The exception is the overheads for the drums, as condenser mics are usually used live as well. However, the drums are so loud that there is little risk of feedback live. Sometimes condenser mics are used for other instruments, but rarely for vocals, since the human voice is relatively quiet compared to most instruments.

Room acoustics are more apparent

If you don't have good acoustics in your home studio, condenser microphones are not the best choice because they pick up a lot more sound reflections from the room. Dynamic microphones, on the other hand, pick up more sound from the front and less from reflections, so they sound better in rooms that are not acoustically treated.

Therefore, condenser microphones should only be used with good room acoustics or in a vocal booth.

Where do you use a condenser microphone?

They are generally used in the studio because the acoustic environment is under control and there is no risk of feedback. These types of microphones can be used to their full potential in the studio because, as mentioned, they only sound good in rooms with good acoustics.

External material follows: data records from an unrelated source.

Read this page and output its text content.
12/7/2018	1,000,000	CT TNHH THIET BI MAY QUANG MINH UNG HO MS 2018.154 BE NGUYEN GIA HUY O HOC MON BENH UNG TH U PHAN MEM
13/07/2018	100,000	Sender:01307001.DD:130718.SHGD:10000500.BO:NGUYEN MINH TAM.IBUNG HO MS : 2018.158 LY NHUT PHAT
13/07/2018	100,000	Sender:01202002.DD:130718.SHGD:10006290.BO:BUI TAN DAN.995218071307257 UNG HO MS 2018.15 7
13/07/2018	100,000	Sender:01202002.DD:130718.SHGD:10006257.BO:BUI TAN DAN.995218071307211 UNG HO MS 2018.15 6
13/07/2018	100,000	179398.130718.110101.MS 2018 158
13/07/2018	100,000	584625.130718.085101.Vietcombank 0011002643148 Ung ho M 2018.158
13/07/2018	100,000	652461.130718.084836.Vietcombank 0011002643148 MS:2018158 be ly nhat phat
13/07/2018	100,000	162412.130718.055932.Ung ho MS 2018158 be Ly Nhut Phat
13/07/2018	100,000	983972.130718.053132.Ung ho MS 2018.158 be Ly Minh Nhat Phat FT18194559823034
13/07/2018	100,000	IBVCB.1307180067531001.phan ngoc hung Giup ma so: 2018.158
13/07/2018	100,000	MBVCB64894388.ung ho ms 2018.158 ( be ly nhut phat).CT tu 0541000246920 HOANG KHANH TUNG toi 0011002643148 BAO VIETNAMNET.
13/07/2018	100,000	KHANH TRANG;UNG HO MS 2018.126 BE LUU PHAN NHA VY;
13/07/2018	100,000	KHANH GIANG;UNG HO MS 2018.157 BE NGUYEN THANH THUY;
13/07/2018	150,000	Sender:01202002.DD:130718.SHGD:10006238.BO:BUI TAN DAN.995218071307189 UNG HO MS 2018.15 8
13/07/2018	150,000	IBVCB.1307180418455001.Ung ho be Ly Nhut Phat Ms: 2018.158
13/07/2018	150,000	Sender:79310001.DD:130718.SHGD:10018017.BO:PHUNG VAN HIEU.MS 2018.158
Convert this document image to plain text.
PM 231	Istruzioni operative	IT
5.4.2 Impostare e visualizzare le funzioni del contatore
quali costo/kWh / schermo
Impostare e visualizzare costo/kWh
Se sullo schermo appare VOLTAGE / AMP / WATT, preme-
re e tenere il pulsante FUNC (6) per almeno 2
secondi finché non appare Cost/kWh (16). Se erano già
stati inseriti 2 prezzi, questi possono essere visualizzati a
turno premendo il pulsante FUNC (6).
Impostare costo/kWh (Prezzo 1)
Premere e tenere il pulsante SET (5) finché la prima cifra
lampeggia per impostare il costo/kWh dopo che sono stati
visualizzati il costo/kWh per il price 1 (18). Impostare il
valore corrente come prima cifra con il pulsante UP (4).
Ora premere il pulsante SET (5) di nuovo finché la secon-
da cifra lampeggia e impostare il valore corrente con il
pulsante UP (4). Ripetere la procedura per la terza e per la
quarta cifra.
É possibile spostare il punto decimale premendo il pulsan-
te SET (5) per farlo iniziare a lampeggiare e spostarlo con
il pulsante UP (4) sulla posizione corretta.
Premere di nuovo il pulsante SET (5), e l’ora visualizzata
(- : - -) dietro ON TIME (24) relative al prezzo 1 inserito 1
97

They capture the finest dynamic nuances, transients and details, making them perfect for studio recording. They just sound high quality. The extended frequency range (especially the very high frequencies) contributes to the sound being perceived as "high-end" or modern.

The extended bass range is another advantage: condenser microphones are often used to record bass drums, even live, because they are better at picking up low frequencies.

For example, microphones like the Shure Beta 91A or the beyerdynamic TG D71 are two very popular condenser boundary microphones for bass drums. They can pick up low frequencies better than a dynamic microphone, and the positioning inside the bass drum also prevents feedback in live situations.

The Shure Beta 91A, a condenser microphone designed specifically for bass drums.
The Shure Beta 91A, a condenser microphone designed specifically for bass drums

Which is better, a condenser or a dynamic microphone?

None is "better", each type of microphone has different advantages and disadvantages, so it may be better for some applications, but not for all.

Dynamic microphones are used live or in the studio with very loud instruments, while most condenser microphones are designed exclusively for studio applications. Most condenser microphones cannot withstand the sound pressure levels of dynamic microphones, but they sound more detailed, "bigger" and have a wider frequency range.

However, dynamic microphones sound better in acoustically untreated rooms because they simply pick up fewer sound reflections. In an untreated room, a $400 dynamic microphone like the Shure SM7B sounds much better than a $3,000 condenser microphone like the Neumann U87Ai - I know this from personal experience.

There is no such thing as a "better" microphone - each type of microphone is better in different ways. That's why every engineer/producer should have a combination of different microphones.

For vocal microphones, I recommend the Rode NT1A as a condenser microphone and the Shure SM7B as a dynamic microphone. These can be used to record not only vocals in any situation, but also most instruments.